Regardless of the form and fitness issues Newcastle have faced this season, Pardew has no one else to blame for the negative tactics and often baffling substitutions that have played their part in the side’s downfall this term. Taking off a rampaging Sylvain Marveaux for James Perch with the side only 1-0 up last weekend, seemed a fitting doff of the hat for Pardew’s often uninspiring tactical changes this term. Every manager makes mistakes and Pardew was happy to hold his hands up for the Marveaux one. But there are only so many more mistakes he’s going to be able to afford to make.

But despite calls from the more disenchanted section of Newcastle fans for drastic measures from Mike Ashley and co, even if they loose away to Aston Villa next week, the club shouldn’t entertain the idea of pulling the trigger on Pardew’s rollercoaster managerial reign.

If the tides of support began to wane after the Reading defeat, then you get expect something approaching an all-out drought should Newcastle go down to Paul Lambert’s men at Villa Park. A loss would see them slip to two points below Villa and should Reading or Wigan Athletic win, then a spot in the relegation zone awaits.

Pardew’s seemingly never-ending row of excuses for the side’s poor form has been a real bone of contention with some supporters, but his pleas for sympathy aren’t without foundation. The talismanic duo of Yohan Cabaye and Hatem Ben Arfa have simply missed far too many games this season, but with Cabaye now back in the side and Ben Arfa set to imminently return, the club have arguably its two finest players now back in the fold.

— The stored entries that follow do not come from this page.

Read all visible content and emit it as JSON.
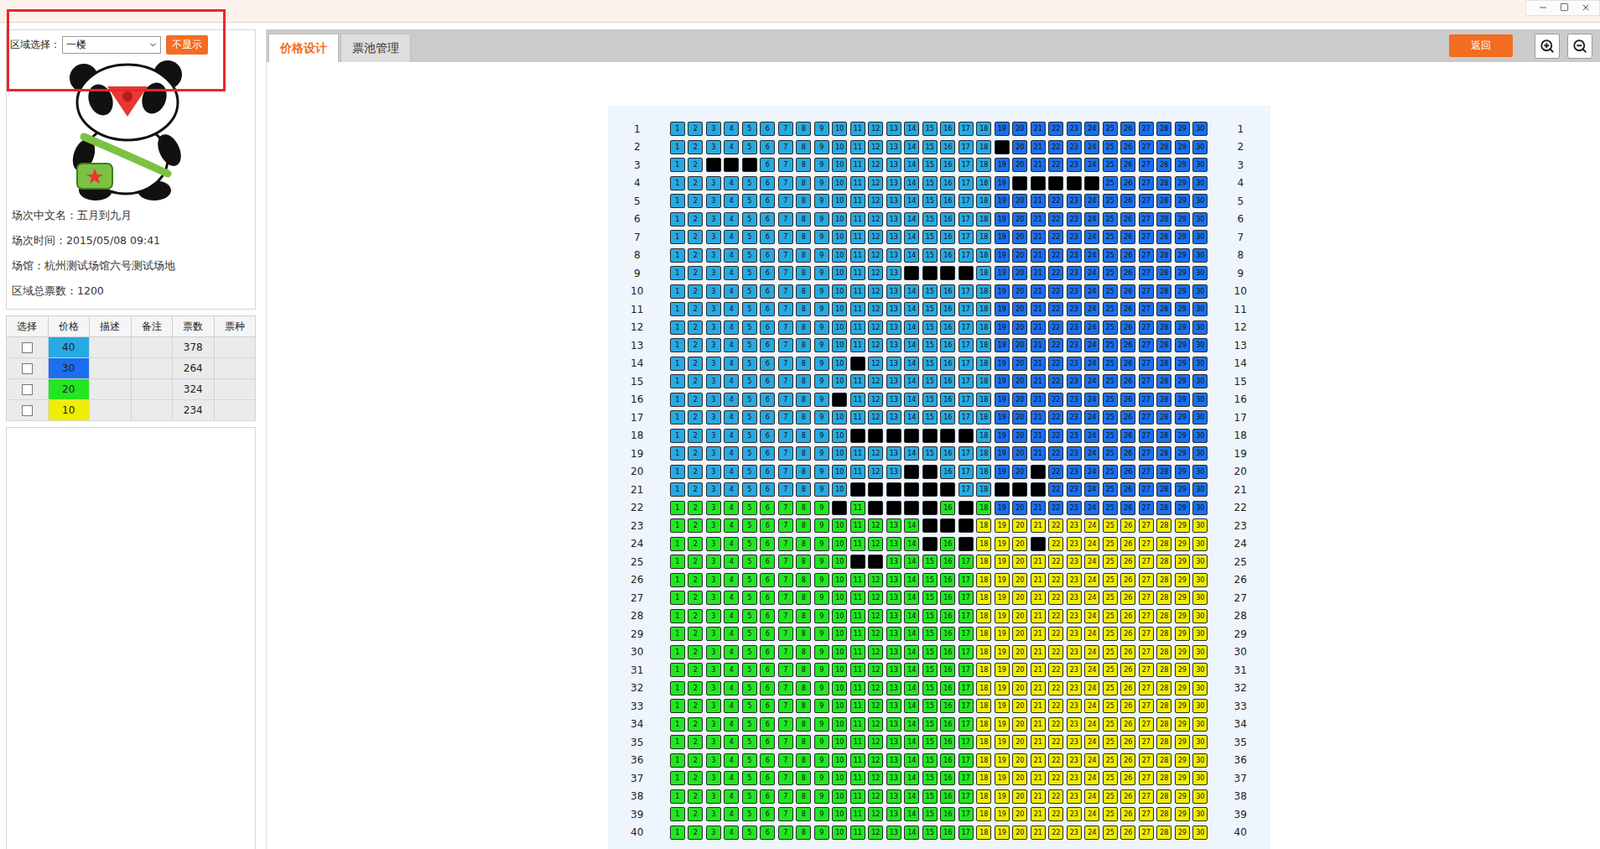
{
  "region": {
    "label": "区域选择：",
    "value": "一楼",
    "toggle": "不显示"
  },
  "info": [
    "场次中文名：五月到九月",
    "场次时间：2015/05/08 09:41",
    "场馆：杭州测试场馆六号测试场地",
    "区域总票数：1200"
  ],
  "price_table": {
    "columns": [
      "选择",
      "价格",
      "描述",
      "备注",
      "票数",
      "票种"
    ],
    "rows": [
      {
        "code": "a",
        "price": "40",
        "description": "",
        "remark": "",
        "count": "378",
        "ticket_type": "",
        "checked": false,
        "color": "#27a9e1"
      },
      {
        "code": "b",
        "price": "30",
        "description": "",
        "remark": "",
        "count": "264",
        "ticket_type": "",
        "checked": false,
        "color": "#1a6ff0"
      },
      {
        "code": "c",
        "price": "20",
        "description": "",
        "remark": "",
        "count": "324",
        "ticket_type": "",
        "checked": false,
        "color": "#22e622"
      },
      {
        "code": "d",
        "price": "10",
        "description": "",
        "remark": "",
        "count": "234",
        "ticket_type": "",
        "checked": false,
        "color": "#eeee00"
      }
    ]
  },
  "tabs": [
    {
      "label": "价格设计",
      "selected": true
    },
    {
      "label": "票池管理",
      "selected": false
    }
  ],
  "back_button": "返回",
  "seat_numbers": [
    "1",
    "2",
    "3",
    "4",
    "5",
    "6",
    "7",
    "8",
    "9",
    "10",
    "11",
    "12",
    "13",
    "14",
    "15",
    "16",
    "17",
    "18",
    "19",
    "20",
    "21",
    "22",
    "23",
    "24",
    "25",
    "26",
    "27",
    "28",
    "29",
    "30"
  ],
  "rows": [
    {
      "label": "1",
      "tiers": "aaaaaaaaaaaaaaaaaabbbbbbbbbbbb",
      "blocked": []
    },
    {
      "label": "2",
      "tiers": "aaaaaaaaaaaaaaaaaabbbbbbbbbbbb",
      "blocked": [
        "19"
      ]
    },
    {
      "label": "3",
      "tiers": "aaaaaaaaaaaaaaaaaabbbbbbbbbbbb",
      "blocked": [
        "3",
        "4",
        "5"
      ]
    },
    {
      "label": "4",
      "tiers": "aaaaaaaaaaaaaaaaaabbbbbbbbbbbb",
      "blocked": [
        "20",
        "21",
        "22",
        "23",
        "24"
      ]
    },
    {
      "label": "5",
      "tiers": "aaaaaaaaaaaaaaaaaabbbbbbbbbbbb",
      "blocked": []
    },
    {
      "label": "6",
      "tiers": "aaaaaaaaaaaaaaaaaabbbbbbbbbbbb",
      "blocked": []
    },
    {
      "label": "7",
      "tiers": "aaaaaaaaaaaaaaaaaabbbbbbbbbbbb",
      "blocked": []
    },
    {
      "label": "8",
      "tiers": "aaaaaaaaaaaaaaaaaabbbbbbbbbbbb",
      "blocked": []
    },
    {
      "label": "9",
      "tiers": "aaaaaaaaaaaaaaaaaabbbbbbbbbbbb",
      "blocked": [
        "14",
        "15",
        "16",
        "17"
      ]
    },
    {
      "label": "10",
      "tiers": "aaaaaaaaaaaaaaaaaabbbbbbbbbbbb",
      "blocked": []
    },
    {
      "label": "11",
      "tiers": "aaaaaaaaaaaaaaaaaabbbbbbbbbbbb",
      "blocked": []
    },
    {
      "label": "12",
      "tiers": "aaaaaaaaaaaaaaaaaabbbbbbbbbbbb",
      "blocked": []
    },
    {
      "label": "13",
      "tiers": "aaaaaaaaaaaaaaaaaabbbbbbbbbbbb",
      "blocked": []
    },
    {
      "label": "14",
      "tiers": "aaaaaaaaaaaaaaaaaabbbbbbbbbbbb",
      "blocked": [
        "11"
      ]
    },
    {
      "label": "15",
      "tiers": "aaaaaaaaaaaaaaaaaabbbbbbbbbbbb",
      "blocked": []
    },
    {
      "label": "16",
      "tiers": "aaaaaaaaaaaaaaaaaabbbbbbbbbbbb",
      "blocked": [
        "10"
      ]
    },
    {
      "label": "17",
      "tiers": "aaaaaaaaaaaaaaaaaabbbbbbbbbbbb",
      "blocked": []
    },
    {
      "label": "18",
      "tiers": "aaaaaaaaaaaaaaaaaabbbbbbbbbbbb",
      "blocked": [
        "11",
        "12",
        "13",
        "14",
        "15",
        "16",
        "17"
      ]
    },
    {
      "label": "19",
      "tiers": "aaaaaaaaaaaaaaaaaabbbbbbbbbbbb",
      "blocked": []
    },
    {
      "label": "20",
      "tiers": "aaaaaaaaaaaaaaaaaabbbbbbbbbbbb",
      "blocked": [
        "14",
        "15",
        "21"
      ]
    },
    {
      "label": "21",
      "tiers": "aaaaaaaaaaaaaaaaaabbbbbbbbbbbb",
      "blocked": [
        "11",
        "12",
        "13",
        "14",
        "15",
        "16",
        "19",
        "20",
        "21"
      ]
    },
    {
      "label": "22",
      "tiers": "ccccccccccccccccccbbbbbbbbbbbb",
      "blocked": [
        "10",
        "12",
        "13",
        "14",
        "15",
        "17"
      ]
    },
    {
      "label": "23",
      "tiers": "cccccccccccccccccddddddddddddd",
      "blocked": [
        "15",
        "16",
        "17"
      ]
    },
    {
      "label": "24",
      "tiers": "cccccccccccccccccddddddddddddd",
      "blocked": [
        "15",
        "17",
        "21"
      ]
    },
    {
      "label": "25",
      "tiers": "cccccccccccccccccddddddddddddd",
      "blocked": [
        "11",
        "12"
      ]
    },
    {
      "label": "26",
      "tiers": "cccccccccccccccccddddddddddddd",
      "blocked": []
    },
    {
      "label": "27",
      "tiers": "cccccccccccccccccddddddddddddd",
      "blocked": []
    },
    {
      "label": "28",
      "tiers": "cccccccccccccccccddddddddddddd",
      "blocked": []
    },
    {
      "label": "29",
      "tiers": "cccccccccccccccccddddddddddddd",
      "blocked": []
    },
    {
      "label": "30",
      "tiers": "cccccccccccccccccddddddddddddd",
      "blocked": []
    },
    {
      "label": "31",
      "tiers": "cccccccccccccccccddddddddddddd",
      "blocked": []
    },
    {
      "label": "32",
      "tiers": "cccccccccccccccccddddddddddddd",
      "blocked": []
    },
    {
      "label": "33",
      "tiers": "cccccccccccccccccddddddddddddd",
      "blocked": []
    },
    {
      "label": "34",
      "tiers": "cccccccccccccccccddddddddddddd",
      "blocked": []
    },
    {
      "label": "35",
      "tiers": "cccccccccccccccccddddddddddddd",
      "blocked": []
    },
    {
      "label": "36",
      "tiers": "cccccccccccccccccddddddddddddd",
      "blocked": []
    },
    {
      "label": "37",
      "tiers": "cccccccccccccccccddddddddddddd",
      "blocked": []
    },
    {
      "label": "38",
      "tiers": "cccccccccccccccccddddddddddddd",
      "blocked": []
    },
    {
      "label": "39",
      "tiers": "cccccccccccccccccddddddddddddd",
      "blocked": []
    },
    {
      "label": "40",
      "tiers": "cccccccccccccccccddddddddddddd",
      "blocked": []
    }
  ]
}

The impact of that cannot be downplayed.

Furthermore, the additions of the likes of Debuchy and Yanga-Mbiwa aren’t potshot transfer panic buys brought in a relegation-threatened haze. In Debuchy, Newcastle have acquired France’s first choice left-back of Euro 2012 and in Yanga-Mbiwa, they’ve snapped up a classy defender who captained Montpellier to Ligue One success last season.

This isn’t some ‘Football Manager’ approach to the transfer market – the club are bringing in well scouted, top level players, with the only criticism being that they should have been snapped up five months earlier. Their January acquisitions have the capacity to make a huge impact upon Newcastle’s season, but Pardew must be the man to ease them into this squad.

It’s not as if the Premier League needed reminding, but Nigel Adkins’ recent dismissal at Southampton shows just how little substance a Premier League chairman needs to wheel out the managerial guillotine. But for all his faults at Newcastle United do supporters really want to go down the Southampton route for the rest of the season?

Let Pardew fight it out with the squad that he helped construct with the players he’s looked to bring in this January. There’s a lot of football left to be played in this league and with the imminent arrivals and returning players that he’s got at his disposal, Pardew’s got enough time to turn things around. Regardless of how many of those eight years he might see out, now is not the time to rip that contract up. Not just yet, anyway.